An electron having kinetic energy 10eV is circulating in a path of radius 0.1 m in an external magnetic field of intensity `10^(-4)`T. The speed of the electron will be

To find the speed of the electron, we can follow these steps: ### Step 1: Understand the relationship between kinetic energy and speed The kinetic energy (KE) of an electron can be expressed as: \[ KE = \frac{1}{2} mv^2 \] where \( m \) is the mass of the electron and \( v \) is its speed. ### Step 2: Rearranging the kinetic energy formula From the kinetic energy formula, we can express the speed \( v \) in terms of kinetic energy: \[ v = \sqrt{\frac{2 \cdot KE}{m}} \] ### Step 3: Substitute the known values The kinetic energy is given as \( 10 \, eV \).
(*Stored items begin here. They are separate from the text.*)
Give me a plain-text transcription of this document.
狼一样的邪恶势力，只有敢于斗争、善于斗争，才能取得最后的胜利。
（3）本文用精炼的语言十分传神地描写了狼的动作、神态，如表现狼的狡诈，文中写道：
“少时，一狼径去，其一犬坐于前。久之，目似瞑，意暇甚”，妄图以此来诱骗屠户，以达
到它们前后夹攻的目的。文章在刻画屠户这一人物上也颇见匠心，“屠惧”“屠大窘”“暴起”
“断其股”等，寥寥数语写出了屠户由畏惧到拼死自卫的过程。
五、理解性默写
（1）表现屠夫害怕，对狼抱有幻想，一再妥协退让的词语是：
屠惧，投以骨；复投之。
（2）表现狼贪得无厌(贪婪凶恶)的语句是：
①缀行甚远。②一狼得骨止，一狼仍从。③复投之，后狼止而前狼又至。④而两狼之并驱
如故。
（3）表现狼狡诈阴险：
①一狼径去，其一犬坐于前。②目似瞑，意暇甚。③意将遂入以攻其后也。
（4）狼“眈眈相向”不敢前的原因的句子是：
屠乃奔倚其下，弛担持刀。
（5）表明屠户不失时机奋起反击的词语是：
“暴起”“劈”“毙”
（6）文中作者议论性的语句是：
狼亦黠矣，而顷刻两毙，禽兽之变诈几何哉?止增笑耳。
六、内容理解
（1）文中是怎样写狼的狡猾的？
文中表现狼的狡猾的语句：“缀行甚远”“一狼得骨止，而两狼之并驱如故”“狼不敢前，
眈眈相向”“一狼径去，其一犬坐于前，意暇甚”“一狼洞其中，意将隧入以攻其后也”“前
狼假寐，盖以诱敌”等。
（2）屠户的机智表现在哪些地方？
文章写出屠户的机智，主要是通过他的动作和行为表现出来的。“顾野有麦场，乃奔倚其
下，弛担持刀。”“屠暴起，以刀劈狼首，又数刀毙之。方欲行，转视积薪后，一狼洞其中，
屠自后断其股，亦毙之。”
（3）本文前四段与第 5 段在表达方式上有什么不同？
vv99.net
To convert electron volts to joules, we use the conversion factor \( 1 \, eV = 1.6 \times 10^{-19} \, J \): \[ KE = 10 \, eV = 10 \times 1.6 \times 10^{-19} \, J = 1.6 \times 10^{-18} \, J \] The mass of an electron \( m \) is approximately \( 9.11 \times 10^{-31} \, kg \). ### Step 4: Calculate the speed Now we can substitute the values into the speed equation: \[ v = \sqrt{\frac{2 \cdot 1.6 \times 10^{-18}}{9.11 \times 10^{-31}}} \] Calculating the numerator: \[ 2 \cdot 1.6 \times 10^{-18} = 3.2 \times 10^{-18} \] Now, calculating the speed: \[ v = \sqrt{\frac{3.2 \times 10^{-18}}{9.11 \times 10^{-31}}} \] Calculating the division: \[ \frac{3.2 \times 10^{-18}}{9.11 \times 10^{-31}} \approx 3.51 \times 10^{12} \] Taking the square root: \[ v \approx \sqrt{3.51 \times 10^{12}} \approx 1.87 \times 10^6 \, m/s \] ### Step 5: Final answer Thus, the speed of the electron is approximately: \[ v \approx 1.87 \times 10^6 \, m/s \]